This Easter Sunday, we encourage OCSEA members to take a moment with their families and loved ones to reflect on the heroes of Lucasville––the one who left us too soon, those who lived with the nightmares of the event, and those who still live with loss and pain today. Remember their sacrifices and their bravery, and honor all of the public heroes who continue to serve our communities in our state prisons and those who have made the ultimate sacrifice.
Lucasville trainer remembers 30 years later
Corrections Training Officer Darrell Logan says he’s not the last staff left at the Southern Ohio Correctional Facility (SOCF) that experienced the country’s worst prison riot in history. But he is one of only a few employees left at the Lucasville facility, who witnessed the carnage firsthand.
Thirty years ago on Easter Sunday, April 11, 1993, a prison riot in Ohio’s maximum security prison would leave union brother Correction Officer Bobby Vallandingham dead and a family of corrections employees mourning his passing for years to come.
Darrell, who was on the SWAT Team on that fateful day 30 years ago, spent 11 days and 11 nights at the facility doing the worse job imaginable to try to contain a violent hostage situation and clean up the carnage. Nine inmates were also killed, and Darrell and his team were tasked with retrieving the dead.
Shortly after the tragic incident––the longest and deadliest prison riot in U.S. history––Darrell went from being a Correction Officer to a Training Officer and hasn’t looked back. He says a lot has changed at the prison since those early days before the riot. “It used to be you’d have 160 inmates going to chow at a time,” he said. “Or there’d be 400-500 inmates on the move at any one time. We just don’t do that anymore,” Darrell said of the changes that have taken place to keep officers safer. SOCF, like many prisons, also has Control Centers now to protect officers and walls with steel reinforcements.
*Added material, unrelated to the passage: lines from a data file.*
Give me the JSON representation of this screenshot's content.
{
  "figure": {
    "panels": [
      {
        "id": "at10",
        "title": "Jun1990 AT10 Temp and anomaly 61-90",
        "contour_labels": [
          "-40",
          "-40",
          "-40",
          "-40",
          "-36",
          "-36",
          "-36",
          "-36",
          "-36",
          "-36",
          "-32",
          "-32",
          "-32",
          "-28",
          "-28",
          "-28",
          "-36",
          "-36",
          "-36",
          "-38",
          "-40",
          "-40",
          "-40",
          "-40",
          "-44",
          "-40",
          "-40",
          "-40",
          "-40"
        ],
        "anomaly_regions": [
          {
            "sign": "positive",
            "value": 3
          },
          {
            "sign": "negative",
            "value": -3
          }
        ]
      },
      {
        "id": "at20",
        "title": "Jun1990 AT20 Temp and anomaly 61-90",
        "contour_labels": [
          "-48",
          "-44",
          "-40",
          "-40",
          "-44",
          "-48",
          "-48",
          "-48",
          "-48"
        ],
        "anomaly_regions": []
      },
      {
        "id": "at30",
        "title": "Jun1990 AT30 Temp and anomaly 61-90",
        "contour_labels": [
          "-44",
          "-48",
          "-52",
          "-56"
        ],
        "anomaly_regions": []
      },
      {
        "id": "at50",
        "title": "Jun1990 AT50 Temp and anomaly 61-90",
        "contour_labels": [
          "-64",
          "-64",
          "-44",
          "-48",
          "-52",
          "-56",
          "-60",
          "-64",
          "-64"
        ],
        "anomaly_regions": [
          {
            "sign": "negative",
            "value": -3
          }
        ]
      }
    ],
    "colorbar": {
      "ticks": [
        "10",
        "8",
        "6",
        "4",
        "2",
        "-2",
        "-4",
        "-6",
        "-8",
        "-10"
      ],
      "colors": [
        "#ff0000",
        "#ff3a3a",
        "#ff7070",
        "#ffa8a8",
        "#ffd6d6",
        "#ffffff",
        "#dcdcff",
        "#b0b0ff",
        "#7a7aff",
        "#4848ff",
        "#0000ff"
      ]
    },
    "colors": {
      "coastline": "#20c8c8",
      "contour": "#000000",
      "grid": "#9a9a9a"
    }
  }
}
Despite that horrific incident during his early years on the job, Darrell has made his career as a Corrections employee and wouldn’t trade it for anything. “It’s a prison. You have good days and bad days,” chuckled the 38-year corrections employee. “I like what I do. I teach CPR, firearms and OC gas to the next generation. It’s definitely kept me interested,” he said. Darrell currently is making plans for his upcoming retirement.